Рубцов - поэт "умиления". И: "только о смерти писал". Это крайние выражения обыкновенного восприятия рубцовской поэзии. Никакой полярности тут, разумеется, нет. Умиление традиционно связано со смертью и всегда ею вызываются. Дело только в том, как мы свое умиление выразим. У О.Григорьева: "Пошел я на утопленницу / К озеру смотреть./ С такой бы вот утопленницей / Вместе помереть" - тоже про "умиление", да еще какое.

Николай Рубцов - поэт, скорее, ужаса. И этот ужас связан со смертью только косвенно. Ужас вызывает не сама смерть, а то, что происходит после смерти и смертные атрибуты (гроб, могила, мертвое тело...) только использует. И происходит не где-то, а здесь. Это ужас перед катастрофой, но который страшнее самой катастрофы, потому что сильнее растянут во времени.

Сама ожидаемая Рубцовым катастрофа представлена им подробно, разработана им в долгую картину один раз, в знаменитом его наводнении ("Седьмые сутки дождь не умолкает..."). Тут любопытны третий и четвертый стих: "Все чаще мысль угрюмая мелькает, / Что всю деревню может затопить...". А затем и следует медленно разворачивающаяся картина потопа. Эти стихи про преследующую "мысль угрюмую", естественно, подвергают сомнению реальность прообраза дальнейших картин. Так наводнение было или разыгрывалось в воображении поэта?

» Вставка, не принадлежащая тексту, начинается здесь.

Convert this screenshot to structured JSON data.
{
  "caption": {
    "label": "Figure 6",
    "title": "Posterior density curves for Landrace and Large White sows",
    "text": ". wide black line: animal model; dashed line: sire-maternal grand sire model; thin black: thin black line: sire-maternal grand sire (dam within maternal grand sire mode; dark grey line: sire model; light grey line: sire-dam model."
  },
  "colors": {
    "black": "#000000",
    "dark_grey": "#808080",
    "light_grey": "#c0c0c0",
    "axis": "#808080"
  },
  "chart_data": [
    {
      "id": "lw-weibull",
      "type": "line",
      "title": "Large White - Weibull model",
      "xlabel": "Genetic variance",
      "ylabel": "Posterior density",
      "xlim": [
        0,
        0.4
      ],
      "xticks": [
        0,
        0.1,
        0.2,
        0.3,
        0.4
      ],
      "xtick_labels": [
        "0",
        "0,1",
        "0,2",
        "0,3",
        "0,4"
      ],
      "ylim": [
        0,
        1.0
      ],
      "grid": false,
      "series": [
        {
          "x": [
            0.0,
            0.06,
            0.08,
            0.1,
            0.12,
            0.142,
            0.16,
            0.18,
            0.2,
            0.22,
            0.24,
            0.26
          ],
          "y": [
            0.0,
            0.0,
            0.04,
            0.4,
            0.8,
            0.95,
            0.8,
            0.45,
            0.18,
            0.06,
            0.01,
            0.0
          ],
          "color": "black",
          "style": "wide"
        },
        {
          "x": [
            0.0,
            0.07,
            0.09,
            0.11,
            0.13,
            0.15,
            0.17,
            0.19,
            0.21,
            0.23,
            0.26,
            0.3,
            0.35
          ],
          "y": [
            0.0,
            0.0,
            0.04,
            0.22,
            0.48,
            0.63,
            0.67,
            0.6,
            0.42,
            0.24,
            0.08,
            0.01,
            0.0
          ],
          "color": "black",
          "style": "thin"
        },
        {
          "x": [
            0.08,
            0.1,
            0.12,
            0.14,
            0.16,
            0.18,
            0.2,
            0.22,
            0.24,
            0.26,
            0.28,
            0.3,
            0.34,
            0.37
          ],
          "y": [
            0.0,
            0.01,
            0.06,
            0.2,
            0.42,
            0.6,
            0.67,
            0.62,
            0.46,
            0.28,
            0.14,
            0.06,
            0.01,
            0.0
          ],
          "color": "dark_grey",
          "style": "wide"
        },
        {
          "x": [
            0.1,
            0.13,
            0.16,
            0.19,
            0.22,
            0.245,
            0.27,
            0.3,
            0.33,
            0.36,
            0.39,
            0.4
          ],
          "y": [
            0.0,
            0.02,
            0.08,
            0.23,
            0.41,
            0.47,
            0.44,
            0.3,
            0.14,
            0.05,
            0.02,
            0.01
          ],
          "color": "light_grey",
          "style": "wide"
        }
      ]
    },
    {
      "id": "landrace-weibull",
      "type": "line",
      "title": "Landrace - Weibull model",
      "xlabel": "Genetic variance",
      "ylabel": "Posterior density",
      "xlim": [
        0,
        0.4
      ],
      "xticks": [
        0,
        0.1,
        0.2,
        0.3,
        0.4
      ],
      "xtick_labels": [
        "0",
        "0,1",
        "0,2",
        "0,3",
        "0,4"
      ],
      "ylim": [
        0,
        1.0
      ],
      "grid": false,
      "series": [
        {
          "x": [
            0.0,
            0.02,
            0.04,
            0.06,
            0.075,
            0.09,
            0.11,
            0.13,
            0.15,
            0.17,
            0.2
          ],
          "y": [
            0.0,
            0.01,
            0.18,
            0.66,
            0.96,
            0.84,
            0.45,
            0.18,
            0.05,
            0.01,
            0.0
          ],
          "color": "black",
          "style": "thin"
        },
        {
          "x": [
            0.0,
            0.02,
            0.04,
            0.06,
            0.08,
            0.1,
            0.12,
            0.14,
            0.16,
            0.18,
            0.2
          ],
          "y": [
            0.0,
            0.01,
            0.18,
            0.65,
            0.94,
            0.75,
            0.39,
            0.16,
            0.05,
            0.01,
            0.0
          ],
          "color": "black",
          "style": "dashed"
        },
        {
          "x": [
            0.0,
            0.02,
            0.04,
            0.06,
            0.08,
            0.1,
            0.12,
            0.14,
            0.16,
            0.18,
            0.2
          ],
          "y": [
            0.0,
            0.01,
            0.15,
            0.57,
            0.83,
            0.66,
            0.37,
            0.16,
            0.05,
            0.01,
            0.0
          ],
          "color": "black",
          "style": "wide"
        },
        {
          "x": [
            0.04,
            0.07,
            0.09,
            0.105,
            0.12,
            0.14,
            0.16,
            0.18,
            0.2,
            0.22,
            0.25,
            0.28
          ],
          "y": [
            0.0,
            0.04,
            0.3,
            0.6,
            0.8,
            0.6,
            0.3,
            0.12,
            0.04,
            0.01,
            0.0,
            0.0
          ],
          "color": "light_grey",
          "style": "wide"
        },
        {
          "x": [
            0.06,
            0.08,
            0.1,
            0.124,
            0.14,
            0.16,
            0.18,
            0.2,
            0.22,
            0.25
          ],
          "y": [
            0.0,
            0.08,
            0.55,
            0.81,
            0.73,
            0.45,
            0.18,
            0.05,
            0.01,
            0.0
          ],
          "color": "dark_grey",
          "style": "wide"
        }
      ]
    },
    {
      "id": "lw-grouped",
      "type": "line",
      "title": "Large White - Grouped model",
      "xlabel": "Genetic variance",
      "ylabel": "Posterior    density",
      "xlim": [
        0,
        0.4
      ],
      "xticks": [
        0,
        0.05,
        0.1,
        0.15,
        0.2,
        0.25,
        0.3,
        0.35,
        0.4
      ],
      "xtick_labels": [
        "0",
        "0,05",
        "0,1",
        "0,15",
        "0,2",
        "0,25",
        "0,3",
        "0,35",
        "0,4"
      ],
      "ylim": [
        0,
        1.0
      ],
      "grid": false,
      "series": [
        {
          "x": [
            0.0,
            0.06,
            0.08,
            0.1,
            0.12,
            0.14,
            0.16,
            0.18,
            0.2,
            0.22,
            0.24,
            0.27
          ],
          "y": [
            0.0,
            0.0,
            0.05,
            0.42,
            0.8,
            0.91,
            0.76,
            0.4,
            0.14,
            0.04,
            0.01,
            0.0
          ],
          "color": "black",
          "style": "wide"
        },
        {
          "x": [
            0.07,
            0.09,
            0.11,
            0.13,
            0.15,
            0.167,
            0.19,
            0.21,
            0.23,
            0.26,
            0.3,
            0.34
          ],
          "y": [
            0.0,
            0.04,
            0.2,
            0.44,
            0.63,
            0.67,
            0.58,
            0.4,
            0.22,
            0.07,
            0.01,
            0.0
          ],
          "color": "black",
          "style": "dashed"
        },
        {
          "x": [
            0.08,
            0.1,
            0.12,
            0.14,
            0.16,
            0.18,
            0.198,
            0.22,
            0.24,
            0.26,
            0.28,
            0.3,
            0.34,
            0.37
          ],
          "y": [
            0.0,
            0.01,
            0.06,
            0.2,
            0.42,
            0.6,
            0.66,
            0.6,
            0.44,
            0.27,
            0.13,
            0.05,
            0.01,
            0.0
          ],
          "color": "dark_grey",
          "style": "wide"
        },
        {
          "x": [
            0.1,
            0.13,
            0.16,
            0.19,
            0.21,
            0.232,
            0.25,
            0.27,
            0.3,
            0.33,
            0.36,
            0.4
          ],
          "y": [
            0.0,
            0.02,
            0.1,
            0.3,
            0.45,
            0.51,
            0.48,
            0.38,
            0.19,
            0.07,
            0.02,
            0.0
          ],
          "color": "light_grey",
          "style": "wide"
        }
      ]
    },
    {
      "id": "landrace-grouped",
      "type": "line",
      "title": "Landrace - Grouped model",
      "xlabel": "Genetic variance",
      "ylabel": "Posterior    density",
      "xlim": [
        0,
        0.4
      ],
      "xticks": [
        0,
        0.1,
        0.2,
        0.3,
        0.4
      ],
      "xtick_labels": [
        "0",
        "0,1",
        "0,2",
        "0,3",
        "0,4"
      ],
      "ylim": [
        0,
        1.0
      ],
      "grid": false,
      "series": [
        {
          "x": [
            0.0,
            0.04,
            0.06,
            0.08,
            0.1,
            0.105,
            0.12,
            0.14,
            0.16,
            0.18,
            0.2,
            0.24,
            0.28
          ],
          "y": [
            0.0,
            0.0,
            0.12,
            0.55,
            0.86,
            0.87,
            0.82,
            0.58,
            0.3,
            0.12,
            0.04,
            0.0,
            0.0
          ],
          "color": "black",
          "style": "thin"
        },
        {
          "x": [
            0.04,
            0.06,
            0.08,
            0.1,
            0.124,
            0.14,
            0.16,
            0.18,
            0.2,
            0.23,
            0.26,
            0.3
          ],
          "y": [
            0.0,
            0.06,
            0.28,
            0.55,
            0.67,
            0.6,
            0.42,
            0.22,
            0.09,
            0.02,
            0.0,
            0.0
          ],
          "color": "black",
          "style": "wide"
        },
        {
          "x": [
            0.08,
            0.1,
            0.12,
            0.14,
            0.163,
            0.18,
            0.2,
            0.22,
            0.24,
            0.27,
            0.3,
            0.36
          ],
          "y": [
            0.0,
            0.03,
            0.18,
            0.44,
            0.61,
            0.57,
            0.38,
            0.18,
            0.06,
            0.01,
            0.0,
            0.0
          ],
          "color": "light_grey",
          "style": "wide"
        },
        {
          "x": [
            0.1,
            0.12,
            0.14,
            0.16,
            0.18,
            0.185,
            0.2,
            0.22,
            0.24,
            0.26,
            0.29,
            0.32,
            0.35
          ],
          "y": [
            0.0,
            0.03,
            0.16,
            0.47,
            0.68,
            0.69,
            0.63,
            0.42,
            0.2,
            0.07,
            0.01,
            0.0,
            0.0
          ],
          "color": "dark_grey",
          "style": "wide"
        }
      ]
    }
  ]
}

"Наводнение Рубцова", как помните, начинается в местах жительства живых: "плывут стога", доски, повозки, гумно и проч. Но это все предыстория воображаемого апокалипсиса. Главное происходит на кладбище, это центр стихотворения, ради него оно и создавалось: "Ворочаются, словно крокодилы, / Меж зарослей затопленных гробы, / Ломаются, всплывая..." и т.д. Воображаемая картина наводнения на кладбище, очень лично воспринятая (на "моем" кладбище), преследовала Рубцова, как Гоголя страх перед летаргией. Предыдущие картины оттого так ужасны, что то же может быть и с "моей могилой", как в стихотворении "Я умру в крещенские морозы...":

На погост речные хлынут волны!
Из моей затопленной могилы
Гроб всплывет, забытый и унылый,
Разобьется с треском,
и в потемки
Уплывут ужасные обломки.

Очень похоже!

В стихах Рубцова есть некоторое достаточное количество церквей. Но они все сколь угодно памятники - национальные или культурные. Религиозности и связанных с ней представлений о бессмертии, душе и под. я в стихах Рубцова обнаружить не смог. С этим своеобразным материализмом (ограниченным, разумеется: насколько поэт может быть материалистом?) связано переживание судьбы тела. У бесконечных умирающих, а иногда и воскрешающих (временно, как Сизов) героев О.Григорьева - тоже только тело. Красивое (у утопленницы) или несчастное, но только тело. Это драма тела - у Рубцова и Григорьева. Тем более страшная (тем и действующая), что никакой дальнейшей трансценденции не происходит. Там ничего нет. Трансценденция может происходить здесь, от существа к существу, и тоже связана с темой катастрофы (страшная трансценденция).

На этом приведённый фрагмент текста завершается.